Our next question comes from Ben Swinburne with Morgan Stanley.
Just maybe to Keith on - Sean - on expenses. Thank you for the color. Are the items you called out the transit step up, billboard lease expense, are those is driving G&A, since G&A was up a decent amount year-on-year. I would assume those were indirect, but I just wanted to ask, if you had any color on the G&A growth.
Right, that is indirect. As far as G&A, and I didn't mention this, we acquired Fairway at the end of last year. There was a lot of professional and legal fees that came out of that acquisition about a $1 million worth, that slipped into Q2.

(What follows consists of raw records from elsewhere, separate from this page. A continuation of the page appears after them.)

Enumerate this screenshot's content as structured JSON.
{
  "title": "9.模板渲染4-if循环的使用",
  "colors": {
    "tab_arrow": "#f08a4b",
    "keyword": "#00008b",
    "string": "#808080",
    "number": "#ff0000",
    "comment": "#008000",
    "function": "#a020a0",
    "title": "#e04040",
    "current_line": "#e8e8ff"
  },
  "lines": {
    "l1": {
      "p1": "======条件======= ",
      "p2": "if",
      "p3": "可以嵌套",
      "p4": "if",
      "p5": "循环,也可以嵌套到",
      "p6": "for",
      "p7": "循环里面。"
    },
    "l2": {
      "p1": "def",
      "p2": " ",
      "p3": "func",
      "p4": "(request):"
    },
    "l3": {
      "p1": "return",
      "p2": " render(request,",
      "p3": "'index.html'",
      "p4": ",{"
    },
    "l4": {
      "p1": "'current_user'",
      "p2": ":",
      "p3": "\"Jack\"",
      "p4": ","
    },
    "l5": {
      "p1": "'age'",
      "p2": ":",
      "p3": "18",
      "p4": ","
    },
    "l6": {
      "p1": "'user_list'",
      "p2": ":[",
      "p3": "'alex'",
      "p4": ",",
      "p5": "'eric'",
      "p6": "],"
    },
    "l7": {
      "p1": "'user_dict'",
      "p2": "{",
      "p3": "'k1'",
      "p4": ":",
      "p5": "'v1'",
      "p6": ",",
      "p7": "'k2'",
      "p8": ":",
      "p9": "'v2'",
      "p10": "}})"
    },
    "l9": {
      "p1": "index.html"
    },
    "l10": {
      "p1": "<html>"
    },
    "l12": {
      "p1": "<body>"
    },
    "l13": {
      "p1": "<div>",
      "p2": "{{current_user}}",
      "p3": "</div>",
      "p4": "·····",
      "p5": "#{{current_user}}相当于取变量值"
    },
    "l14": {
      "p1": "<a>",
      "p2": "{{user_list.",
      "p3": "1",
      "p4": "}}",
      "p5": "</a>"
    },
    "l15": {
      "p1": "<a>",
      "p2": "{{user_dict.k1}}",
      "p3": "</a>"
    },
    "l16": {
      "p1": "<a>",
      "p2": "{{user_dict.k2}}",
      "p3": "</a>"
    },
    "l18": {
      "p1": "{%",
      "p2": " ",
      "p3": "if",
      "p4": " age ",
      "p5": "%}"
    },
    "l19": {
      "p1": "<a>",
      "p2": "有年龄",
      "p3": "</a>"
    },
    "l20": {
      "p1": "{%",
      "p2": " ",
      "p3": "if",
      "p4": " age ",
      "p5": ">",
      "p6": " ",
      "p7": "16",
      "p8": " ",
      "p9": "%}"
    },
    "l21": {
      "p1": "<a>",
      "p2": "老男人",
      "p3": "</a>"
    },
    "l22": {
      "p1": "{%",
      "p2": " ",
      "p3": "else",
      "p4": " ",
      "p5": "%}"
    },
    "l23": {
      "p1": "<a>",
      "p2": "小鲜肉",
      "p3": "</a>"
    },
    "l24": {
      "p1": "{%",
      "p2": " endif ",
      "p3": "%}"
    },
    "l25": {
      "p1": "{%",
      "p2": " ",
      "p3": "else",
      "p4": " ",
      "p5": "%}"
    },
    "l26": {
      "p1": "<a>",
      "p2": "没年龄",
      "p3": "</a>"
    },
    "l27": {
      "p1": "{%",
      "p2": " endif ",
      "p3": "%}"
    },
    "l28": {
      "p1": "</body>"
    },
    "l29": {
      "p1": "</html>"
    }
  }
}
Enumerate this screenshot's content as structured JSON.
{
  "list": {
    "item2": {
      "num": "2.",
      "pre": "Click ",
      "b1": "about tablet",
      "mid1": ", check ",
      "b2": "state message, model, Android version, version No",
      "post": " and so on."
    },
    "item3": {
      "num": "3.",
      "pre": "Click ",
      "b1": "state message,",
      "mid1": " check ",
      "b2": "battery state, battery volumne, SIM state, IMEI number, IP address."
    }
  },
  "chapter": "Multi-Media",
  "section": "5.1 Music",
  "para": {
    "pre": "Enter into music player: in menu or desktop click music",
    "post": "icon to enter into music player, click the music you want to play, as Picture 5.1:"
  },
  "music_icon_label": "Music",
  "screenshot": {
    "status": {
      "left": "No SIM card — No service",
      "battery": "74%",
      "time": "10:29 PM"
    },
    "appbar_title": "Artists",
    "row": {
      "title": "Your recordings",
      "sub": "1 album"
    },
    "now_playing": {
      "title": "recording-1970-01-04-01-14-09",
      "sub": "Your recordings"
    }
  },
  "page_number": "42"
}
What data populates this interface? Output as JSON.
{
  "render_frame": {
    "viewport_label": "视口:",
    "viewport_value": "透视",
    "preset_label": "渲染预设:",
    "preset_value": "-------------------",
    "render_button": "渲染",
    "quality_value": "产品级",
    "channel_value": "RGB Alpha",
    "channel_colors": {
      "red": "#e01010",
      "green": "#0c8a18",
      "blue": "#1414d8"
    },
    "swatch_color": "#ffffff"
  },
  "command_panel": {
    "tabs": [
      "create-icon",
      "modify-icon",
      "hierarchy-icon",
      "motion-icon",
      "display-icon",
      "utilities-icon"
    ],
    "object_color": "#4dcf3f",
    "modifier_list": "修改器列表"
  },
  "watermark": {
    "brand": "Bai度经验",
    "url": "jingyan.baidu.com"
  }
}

We had to have an audit done by E&Y of their financial statements. It was required, that was a lot of legal fees and other professional fees that were associated with that acquisition that dropped in, in Q2 that would be in G&A.
That growth will slow a bit in the back half it sounds like.
Yes, that's correct. That's right.
And then, Sean. I guess two questions. One is, as you think about continuing to build out this programmatic platform. Can you just talk about your ability to use your static inventory? If that's something you're either doing today or it's in the product pipeline or if this is a digital-only phenomena? And if it is, do you accelerate digital? And then lastly we're all at times playing armchair economist and you have a good sense of the market out there. I just love to get a sense for whether you think there is any softening of the consumer or sort of "Main Street" in the U.S. market today as you look out for the back half, because you've got smart GMs all over the country who probably are pretty close to the economic cycle.
Yes. I'll hit that one first. Local for us was up 4.3% in Q2 and so we're not really seeing chinks in the armor in that regard, Ben. So yeah, there is no - we're not flashing red around here. Things still look pretty good. With regards to programmatic, it is now as we sit today a digital product only. We're not selling static or traditional inventory in - through programmatic channels.
However, if you talk to our partners, they are working on - may be you wouldn't call it programmatic, you might call it automated, but they are working on automated platforms that would allow for the - our customers to go direct and purchase through an algorithm or static inventory. I would say that's a ways off, maybe a couple of years. But there is a whole lot of smart people working on trying to make that work.
There are no additional questions at this time. I'd like to now turn the conference back to Mr. Sean Reilly for closing remarks.
Thank you all for listening. Before I sign off, I do have to give a shout out to Nancy Fletcher who is retiring after 29 years of outstanding leadership at the OAAA and an additional shout out to Anna Bager, who is going to replace her as CEO of OAAA, ushering in a new era. And these are indeed exciting times in the world of out-of-home. So with that, thank you all for listening and we'll talk next quarter.
Thank you. Ladies and gentlemen, this concludes today's presentation. You may now disconnect.